Organize Your Data with child-parent hierarchy and Subtotal in MSSQL

01 Introduction to child-parent hierarchy in MSSQL
02 Benefits of using child-parent hierarchy
03 Understanding the structure of child-parent hierarchy
04 Creating a table with child-parent hierarchy and inserting data into the table
Create the table
Define the foreign key constraint
Insert data into the table
Update HID column in the table
05 Querying data from the table using CTEs
06 Updating and deleting data in the child-parent hierarchy
07 Effective techniques for structuring your data using a parent-child hierarchy
08 Next steps for implementing a child-parent hierarchy and subtotals, and concluding remarks

01 Introduction to child-parent hierarchy in MSSQL

The child-parent hierarchy is a data model in Microsoft SQL Server (MSSQL) that represents hierarchical data in a table format. In this approach, each row in the table represents a node in the hierarchy, and each node is associated with a unique identification, a parent identifier, and data properties.

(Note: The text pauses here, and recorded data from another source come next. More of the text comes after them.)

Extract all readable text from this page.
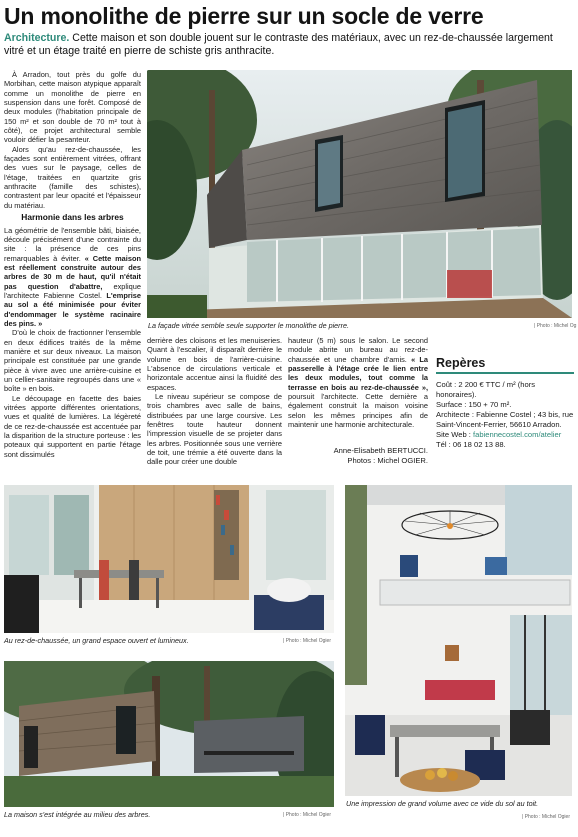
Un monolithe de pierre sur un socle de verre
Architecture. Cette maison et son double jouent sur le contraste des matériaux, avec un rez-de-chaussée largement vitré et un étage traité en pierre de schiste gris anthracite.

À Arradon, tout près du golfe du Morbihan, cette maison atypique apparaît comme un monolithe de pierre en suspension dans une forêt. Composé de deux modules (l'habitation principale de 150 m² et son double de 70 m² tout à côté), ce projet architectural semble vouloir défier la pesanteur.

Alors qu'au rez-de-chaussée, les façades sont entièrement vitrées, offrant des vues sur le paysage, celles de l'étage, traitées en quartzite gris anthracite (famille des schistes), contrastent par leur opacité et l'épaisseur du matériau.

Harmonie dans les arbres

La géométrie de l'ensemble bâti, biaisée, découle précisément d'une contrainte du site : la présence de ces pins remarquables à éviter. « Cette maison est réellement construite autour des arbres de 30 m de haut, qu'il n'était pas question d'abattre, explique l'architecte Fabienne Costel. L'emprise au sol a été minimisée pour éviter d'endommager le système racinaire des pins. »

D'où le choix de fractionner l'ensemble en deux édifices traités de la même manière et sur deux niveaux. La maison principale est constituée par une grande pièce à vivre avec une arrière-cuisine et un cellier-sanitaire regroupés dans une « boîte » en bois.

Le découpage en facette des baies vitrées apporte différentes orientations, vues et qualité de lumières. La légèreté de ce rez-de-chaussée est accentuée par la disparition de la structure porteuse : les poteaux qui supportent en partie l'étage sont dissimulés

La façade vitrée semble seule supporter le monolithe de pierre.	| Photo : Michel Og

derrière des cloisons et les menuiseries. Quant à l'escalier, il disparaît derrière le volume en bois de l'arrière-cuisine. L'absence de circulations verticale et horizontale accentue ainsi la fluidité des espaces.

Le niveau supérieur se compose de trois chambres avec salle de bains, distribuées par une large coursive. Les fenêtres toute hauteur donnent l'impression visuelle de se projeter dans les arbres. Positionnée sous une verrière de toit, une trémie a été ouverte dans la dalle pour créer une double

hauteur (5 m) sous le salon. Le second module abrite un bureau au rez-de-chaussée et une chambre d'amis. « La passerelle à l'étage crée le lien entre les deux modules, tout comme la terrasse en bois au rez-de-chaussée », poursuit l'architecte. Cette dernière a également construit la maison voisine selon les mêmes principes afin de maintenir une harmonie architecturale.

Anne-Elisabeth BERTUCCI.
Photos : Michel OGIER.
Repères
Coût : 2 200 € TTC / m² (hors honoraires).
Surface : 150 + 70 m².
Architecte : Fabienne Costel ; 43 bis, rue Saint-Vincent-Ferrier, 56610 Arradon.
Site Web : fabiennecostel.com/atelier
Tél : 06 18 02 13 88.
Au rez-de-chaussée, un grand espace ouvert et lumineux.	| Photo : Michel Ogier
La maison s'est intégrée au milieu des arbres.	| Photo : Michel Ogier
Une impression de grand volume avec ce vide du sol au toit.
| Photo : Michel Ogier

The parent identification field provides the node's parent in the hierarchy, with a NULL parent identifier for the root node. Organizational hierarchies, product categories, and other sorts of hierarchical relationships are frequently represented using child-parent hierarchy models.

In MSSQL, you can establish a child-parent hierarchy by using the Common Table Expression (CTE) feature, which allows you to define a recursive query that traverses the hierarchy iteratively. The recursive query begins with the root nodes (those with NULL parent identifiers) and chooses their children iteratively until all nodes have been explored.

You can use the CTE in queries to traverse the hierarchy, obtain data related to each node, and conduct other activities after you've constructed it. MSSQL includes a number of built-in functions for working with hierarchical data, including the HIERARCHYID data type, which specifies a node's position in the hierarchy, and the ISDESCENDANTOF function, which determines whether one node is a descendant of another.

Overall, the MSSQL child-parent hierarchy model is an effective method for representing and managing hierarchical data in a relational database system.

02 Benefits of using child-parent hierarchy

There are several benefits to using the child-parent hierarchy model in MSSQL:

Efficient data storage: The child-parent hierarchy architecture allows for the efficient storage of hierarchical data in a single table, making it easier to maintain and query the data.
Querying the Hierarchy: MSSQL's built-in functions and features, such as Common Table Expression (CTE), HIERARCHYID data type, and ISDESCENDANTOF function, make it simple to traverse and query the hierarchy, allowing you to obtain and manage hierarchical data more simply.
Flexibility: The child-parent hierarchy model allows for the easy addition of new nodes and modification of the hierarchy structure, making it more flexible than other models.
Improved performance: By using efficient querying techniques such as CTE, you can significantly improve the performance of queries involving hierarchical data.
Application code is made simpler when employing the child-parent hierarchy model when working with hierarchical data. This makes it simpler to maintain and update the application and to write the code and logic necessary to navigate and control the hierarchy.

Overall, employing the child-parent hierarchy model in MSSQL has a number of advantages, such as effective data management, simple querying, adaptability, enhanced performance, and simplified application code.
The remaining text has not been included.